[PRCo] Re: ot Arthur Godfrey
Fred Schneider
fwschneider at comcast.net
Sat Oct 6 20:39:35 EDT 2007
On the other hand, Red Skelton pushed the envelope for his time
period, did he not?
I don't mean the line where his drunk stumbled out of the phone booth
to figure out where he was, then fell back into the booth and said to
his wife, "I'm ... at... the corner of .... walk ... and .... don'walk."

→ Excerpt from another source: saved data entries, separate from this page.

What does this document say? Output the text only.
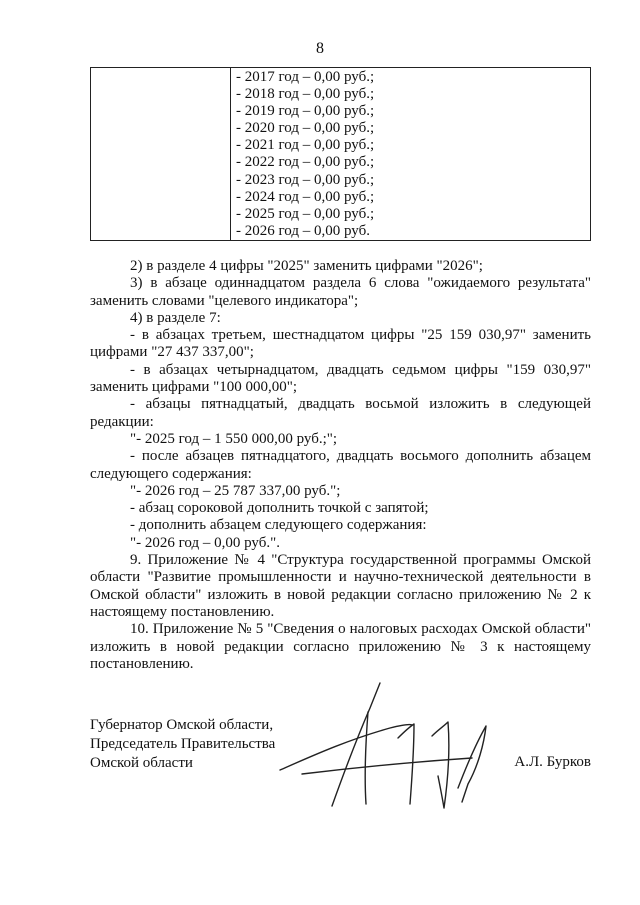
8
- 2017 год – 0,00 руб.;
- 2018 год – 0,00 руб.;
- 2019 год – 0,00 руб.;
- 2020 год – 0,00 руб.;
- 2021 год – 0,00 руб.;
- 2022 год – 0,00 руб.;
- 2023 год – 0,00 руб.;
- 2024 год – 0,00 руб.;
- 2025 год – 0,00 руб.;
- 2026 год – 0,00 руб.

2) в разделе 4 цифры "2025" заменить цифрами "2026";

3) в абзаце одиннадцатом раздела 6 слова "ожидаемого результата" заменить словами "целевого индикатора";

4) в разделе 7:

- в абзацах третьем, шестнадцатом цифры "25 159 030,97" заменить цифрами "27 437 337,00";

- в абзацах четырнадцатом, двадцать седьмом цифры "159 030,97" заменить цифрами "100 000,00";

- абзацы пятнадцатый, двадцать восьмой изложить в следующей редакции:

"- 2025 год – 1 550 000,00 руб.;";

- после абзацев пятнадцатого, двадцать восьмого дополнить абзацем следующего содержания:

"- 2026 год – 25 787 337,00 руб.";

- абзац сороковой дополнить точкой с запятой;

- дополнить абзацем следующего содержания:

"- 2026 год – 0,00 руб.".

9. Приложение № 4 "Структура государственной программы Омской области "Развитие промышленности и научно-технической деятельности в Омской области" изложить в новой редакции согласно приложению № 2 к настоящему постановлению.

10. Приложение № 5 "Сведения о налоговых расходах Омской области" изложить в новой редакции согласно приложению № 3 к настоящему постановлению.

Губернатор Омской области,
Председатель Правительства
Омской области	А.Л. Бурков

But there was a rather crude Red Skelton line about the guy who came
home so plastered that he barfed up his guts, and then he remarked,
"But with the grace of God and a long handled spoon, I got everything
back where it belonged." As the drunk Clem Kadiddlehopper or some
other character he invented?
I think, though, my personal favorite was Bob Hope. I think you had
to admire a man who gave up so many holidays with his wife and
adopted children to entertain the troops. He also had some of the
best writers in the business who could take current events and make
jokes out them. He always left me in stitches. I've always
wondered if his role model wasn't Will Rogers because their humor was
so much alike.
On Oct 6, 2007, at 8:21 PM, Ken & Tracie wrote:
> I remember Red Skeleton challenging Eddie Murphy with this same
> point of view.
>
> I don't recall Mr. Murphy's response.
>
> K.
>
> -----Original Message-----
>> From: Fred Schneider <fwschneider at comcast.net>
>> Sent: Oct 6, 2007 2:58 PM
>> To: pittsburgh-railways at dementia.org
>> Subject: [PRCo] Re: ot Arthur Godfrey
>>
>> Sadly no one today understands that we could have enjoyable shows
>> without filth. Don't get me wrong, I'm not a puritan. I just
>> don't think every other word needs to be garbage. I worked with
>> railroaders in my life. I can swear too if the spirit dictates.
>> But we don;t need to make make every sentence out of curse words.